Interpretation – The number and morphology of axons within the epidermis are evaluated, by either qualitative or quantitative assessment, to determine intraepidermal nerve fiber density (IENFD). These values are compared with age-dependent normal values. (See 'Pathologic analysis' above.)

Clinical applications

Small fiber neuropathy – The most frequent clinical indication for skin biopsy in the evaluation of peripheral nerve disease is for the diagnosis of patients with suspected small fiber sensory neuropathy. In disorders affecting mainly small, unmyelinated nerve fibers, standard electrophysiologic testing is often normal, and sural nerve biopsy may be normal or only minimally abnormal. (See 'Small fiber neuropathy' above.)

Painful sensory ganglionopathies – Skin biopsy may be particularly useful in subjects who have pain and numbness with diffuse symptoms that do not conform to a length-dependent pattern. Multiple conditions have been associated with non-length-dependent painful sensory neuropathies, including but not limited to diabetes, impaired glucose tolerance, Sjögren's disease, hepatitis C, and celiac disease. (See 'Painful sensory ganglionopathies' above.)

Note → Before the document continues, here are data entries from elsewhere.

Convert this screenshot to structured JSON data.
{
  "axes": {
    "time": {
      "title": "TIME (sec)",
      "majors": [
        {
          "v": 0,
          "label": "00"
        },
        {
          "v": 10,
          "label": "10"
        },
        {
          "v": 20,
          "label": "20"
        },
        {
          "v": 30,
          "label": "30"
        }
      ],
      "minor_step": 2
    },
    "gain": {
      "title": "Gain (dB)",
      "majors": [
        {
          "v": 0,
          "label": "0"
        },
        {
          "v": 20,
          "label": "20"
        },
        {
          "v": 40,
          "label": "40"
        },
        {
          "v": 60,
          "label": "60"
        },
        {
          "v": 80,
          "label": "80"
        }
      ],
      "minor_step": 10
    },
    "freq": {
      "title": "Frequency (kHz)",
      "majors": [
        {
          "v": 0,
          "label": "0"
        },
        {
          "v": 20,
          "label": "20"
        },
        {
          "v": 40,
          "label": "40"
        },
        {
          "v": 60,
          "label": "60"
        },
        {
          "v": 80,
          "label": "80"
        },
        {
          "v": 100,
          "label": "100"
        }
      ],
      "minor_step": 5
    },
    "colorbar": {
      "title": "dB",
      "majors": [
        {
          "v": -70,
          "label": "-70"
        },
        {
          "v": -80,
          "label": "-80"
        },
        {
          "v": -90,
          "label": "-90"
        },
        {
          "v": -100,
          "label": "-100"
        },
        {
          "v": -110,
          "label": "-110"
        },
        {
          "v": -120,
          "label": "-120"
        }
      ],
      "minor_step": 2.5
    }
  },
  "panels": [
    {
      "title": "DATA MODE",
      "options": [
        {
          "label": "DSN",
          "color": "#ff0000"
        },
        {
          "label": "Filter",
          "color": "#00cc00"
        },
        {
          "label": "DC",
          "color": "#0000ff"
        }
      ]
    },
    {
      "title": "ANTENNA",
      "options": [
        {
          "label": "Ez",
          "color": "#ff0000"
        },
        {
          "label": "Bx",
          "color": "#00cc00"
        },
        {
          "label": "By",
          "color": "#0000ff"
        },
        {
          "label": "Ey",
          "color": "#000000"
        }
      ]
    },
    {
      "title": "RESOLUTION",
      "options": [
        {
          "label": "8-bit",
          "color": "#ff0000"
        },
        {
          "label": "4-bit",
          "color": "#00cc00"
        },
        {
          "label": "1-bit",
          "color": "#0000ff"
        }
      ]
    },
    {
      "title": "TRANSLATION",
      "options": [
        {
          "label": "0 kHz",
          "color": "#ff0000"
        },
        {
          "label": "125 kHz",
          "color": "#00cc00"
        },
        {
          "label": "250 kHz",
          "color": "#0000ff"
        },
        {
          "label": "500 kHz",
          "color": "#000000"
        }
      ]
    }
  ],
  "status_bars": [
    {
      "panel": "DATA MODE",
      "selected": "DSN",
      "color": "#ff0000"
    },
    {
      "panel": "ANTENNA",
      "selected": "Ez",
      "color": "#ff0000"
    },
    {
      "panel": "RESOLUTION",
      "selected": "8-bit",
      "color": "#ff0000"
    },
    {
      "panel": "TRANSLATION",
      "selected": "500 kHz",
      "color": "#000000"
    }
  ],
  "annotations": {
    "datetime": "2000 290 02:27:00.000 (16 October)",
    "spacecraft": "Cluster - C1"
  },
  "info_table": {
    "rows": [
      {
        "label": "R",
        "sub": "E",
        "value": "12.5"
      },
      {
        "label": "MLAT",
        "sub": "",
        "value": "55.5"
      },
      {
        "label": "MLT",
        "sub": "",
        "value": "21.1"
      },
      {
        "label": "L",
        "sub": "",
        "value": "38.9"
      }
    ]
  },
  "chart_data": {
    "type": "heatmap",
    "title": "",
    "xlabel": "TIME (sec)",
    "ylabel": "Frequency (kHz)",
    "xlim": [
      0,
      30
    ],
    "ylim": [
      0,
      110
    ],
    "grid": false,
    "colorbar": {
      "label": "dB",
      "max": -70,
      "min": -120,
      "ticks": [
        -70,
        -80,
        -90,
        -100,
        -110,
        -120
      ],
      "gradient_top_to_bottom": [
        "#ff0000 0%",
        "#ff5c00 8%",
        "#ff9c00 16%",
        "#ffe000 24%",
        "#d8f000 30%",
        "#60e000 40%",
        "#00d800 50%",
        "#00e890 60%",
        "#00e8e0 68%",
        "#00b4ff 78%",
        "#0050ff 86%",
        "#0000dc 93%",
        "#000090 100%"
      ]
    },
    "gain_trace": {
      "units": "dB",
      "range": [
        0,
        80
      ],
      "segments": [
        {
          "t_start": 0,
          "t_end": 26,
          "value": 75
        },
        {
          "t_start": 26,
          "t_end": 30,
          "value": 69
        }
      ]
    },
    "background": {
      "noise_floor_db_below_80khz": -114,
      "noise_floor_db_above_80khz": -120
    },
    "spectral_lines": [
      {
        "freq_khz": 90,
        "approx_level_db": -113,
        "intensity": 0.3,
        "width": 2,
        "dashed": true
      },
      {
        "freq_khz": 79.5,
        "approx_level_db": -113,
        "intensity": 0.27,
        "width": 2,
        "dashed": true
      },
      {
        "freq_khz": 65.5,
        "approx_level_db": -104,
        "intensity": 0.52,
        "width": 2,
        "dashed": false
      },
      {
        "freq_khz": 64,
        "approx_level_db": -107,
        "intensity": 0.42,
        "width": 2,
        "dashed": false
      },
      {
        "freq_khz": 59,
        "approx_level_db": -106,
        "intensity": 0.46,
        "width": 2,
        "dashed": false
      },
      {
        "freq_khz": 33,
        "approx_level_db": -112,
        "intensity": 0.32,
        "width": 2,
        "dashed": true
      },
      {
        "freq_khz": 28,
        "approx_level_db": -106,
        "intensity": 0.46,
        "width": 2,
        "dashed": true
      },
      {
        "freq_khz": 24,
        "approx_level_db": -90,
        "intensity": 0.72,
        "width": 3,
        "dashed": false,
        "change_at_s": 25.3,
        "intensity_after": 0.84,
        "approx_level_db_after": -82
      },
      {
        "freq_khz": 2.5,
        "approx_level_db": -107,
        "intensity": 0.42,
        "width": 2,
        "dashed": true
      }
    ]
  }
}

Distal symmetric polyneuropathy – Skin biopsy can be used for the diagnosis of distal symmetric polyneuropathy, including those due to the involvement of small unmyelinated or large myelinated fibers when the diagnostic is uncertain after initial testing, including electrodiagnostic evaluation. (See 'Distal symmetric polyneuropathy' above.)

Other conditions – Skin biopsy has been used to aid in the diagnosis of other neuropathic conditions including mixed fiber neuropathies, postherpetic, proximal mononeuropathies, and orthostatic hypotension. (See 'Other conditions' above.)